I could use a hash that is less that 28 bits, but not more. Fortunately, 2**28 +1, which is 268,435,457 has two prime factors: 17 and 15790321.

It is also fortunate that 17 is a reasonable multiplier for a hash as well since, I reasoned, it preserves the low 4 bits of each character which contain the most information for the letters and numbers and punctuation characters.

I have found another hash function that uses k=17.


Removing Characters and Calculating the New Hash in O(1)

To remove a leading character from a string of length n, you need to remove it's component of the hash which has been multiplied by k, n-1 times. So the new hash is

hash( s' ) = hash( s ) - k**(n-1) * c, where c is the first character of the string s

This can be done in constant-time, but removing M characters takes linear-time, O(M).

In the more general case, removing a leading substring of m characters follows the same pattern: here the leading substring has been multiplied by k, n - m times.

hash( s' ) = hash( s ) - k**(n-m) * hash( f ), where f represents the leading m characters of the string s.

To remove the trailing character from a string of length n, you need to subtract it from the hash and then divide the hash of the string by k. Division can be performed by multiplying by the inverse of k which is 15790321.

hash( s' ) = ( hash( s ) - c ) * inv( k ), where c is the last character of the string s.

To remove the trailing m characters from a string of length n, you need to subtract the hash of the m characters and then divide the hash of the string by k**m. Again, division can be performed by multiplying by the inverse of k which is 15790321.

hash( s' ) = ( hash( s ) - hash( t ) ) * inv( k )**m, where t is the last m characters of the string s.

Unfortunaely in the general case, to remove substrings from a string, I need the hash of each substring which takes linear-time.

Reducing Substring Hash Time

Here is where the fixed-length strings help: The only substrings that need to be calculated are the first and last fixed-length strings of a slice. And these substrings are between 1 and 63 characters long. 


eg. Assume the fixed-length strings are 3 characters long and slice a string to return 6 characters from the second.
( "abc" , "def" , "ghi" ) :2:6 -> ( "bc" , "def" , "g" )
In this case, the hash for "bc" and "g" have to be calculated, but the hash for "def" remains the same.

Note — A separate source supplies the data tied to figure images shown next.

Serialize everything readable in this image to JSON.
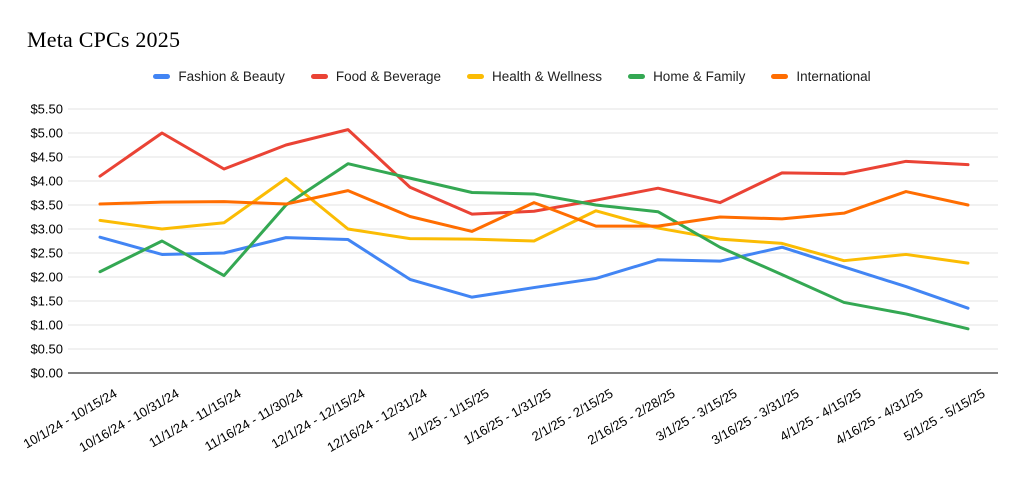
{
  "chart": {
    "title": "Meta CPCs 2025"
  },
  "y_axis": {
    "tick_labels": [
      "$5.50",
      "$5.00",
      "$4.50",
      "$4.00",
      "$3.50",
      "$3.00",
      "$2.50",
      "$2.00",
      "$1.50",
      "$1.00",
      "$0.50",
      "$0.00"
    ]
  },
  "chart_data": {
    "type": "line",
    "title": "Meta CPCs 2025",
    "categories": [
      "10/1/24 - 10/15/24",
      "10/16/24 - 10/31/24",
      "11/1/24 - 11/15/24",
      "11/16/24 - 11/30/24",
      "12/1/24 - 12/15/24",
      "12/16/24 - 12/31/24",
      "1/1/25 - 1/15/25",
      "1/16/25 - 1/31/25",
      "2/1/25 - 2/15/25",
      "2/16/25 - 2/28/25",
      "3/1/25 - 3/15/25",
      "3/16/25 - 3/31/25",
      "4/1/25 - 4/15/25",
      "4/16/25 - 4/31/25",
      "5/1/25 - 5/15/25"
    ],
    "series": [
      {
        "name": "Fashion & Beauty",
        "color": "#4285F4",
        "values": [
          2.83,
          2.47,
          2.5,
          2.82,
          2.78,
          1.95,
          1.58,
          1.78,
          1.97,
          2.36,
          2.33,
          2.62,
          2.21,
          1.8,
          1.35
        ]
      },
      {
        "name": "Food & Beverage",
        "color": "#EA4335",
        "values": [
          4.1,
          5.0,
          4.25,
          4.75,
          5.07,
          3.87,
          3.31,
          3.37,
          3.6,
          3.85,
          3.55,
          4.17,
          4.15,
          4.41,
          4.34
        ]
      },
      {
        "name": "Health & Wellness",
        "color": "#FBBC04",
        "values": [
          3.18,
          3.0,
          3.13,
          4.05,
          3.0,
          2.8,
          2.79,
          2.75,
          3.38,
          3.02,
          2.79,
          2.7,
          2.34,
          2.47,
          2.29
        ]
      },
      {
        "name": "Home & Family",
        "color": "#34A853",
        "values": [
          2.11,
          2.75,
          2.03,
          3.5,
          4.36,
          4.06,
          3.76,
          3.73,
          3.5,
          3.36,
          2.62,
          2.05,
          1.47,
          1.23,
          0.92
        ]
      },
      {
        "name": "International",
        "color": "#FF6D01",
        "values": [
          3.52,
          3.56,
          3.57,
          3.52,
          3.8,
          3.26,
          2.95,
          3.55,
          3.06,
          3.06,
          3.25,
          3.21,
          3.33,
          3.78,
          3.5
        ]
      }
    ],
    "ylim": [
      0,
      5.5
    ],
    "y_tick_step": 0.5,
    "grid": true,
    "legend_position": "top"
  },
  "colors": {
    "gridline": "#e3e3e3",
    "axis_line": "#000000",
    "tick_text": "#000000"
  }
}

We can always guarantee minimal time by observing that if the substring to be removed is greater than half the length of the fixed-length string then it is better to re-calculate the hash of the resulting substring. This way, worst case is calculating the hash of fixed-length characters, or 64 in my case.

If it happens that the hash of the substrings is known then we get back to constant-time.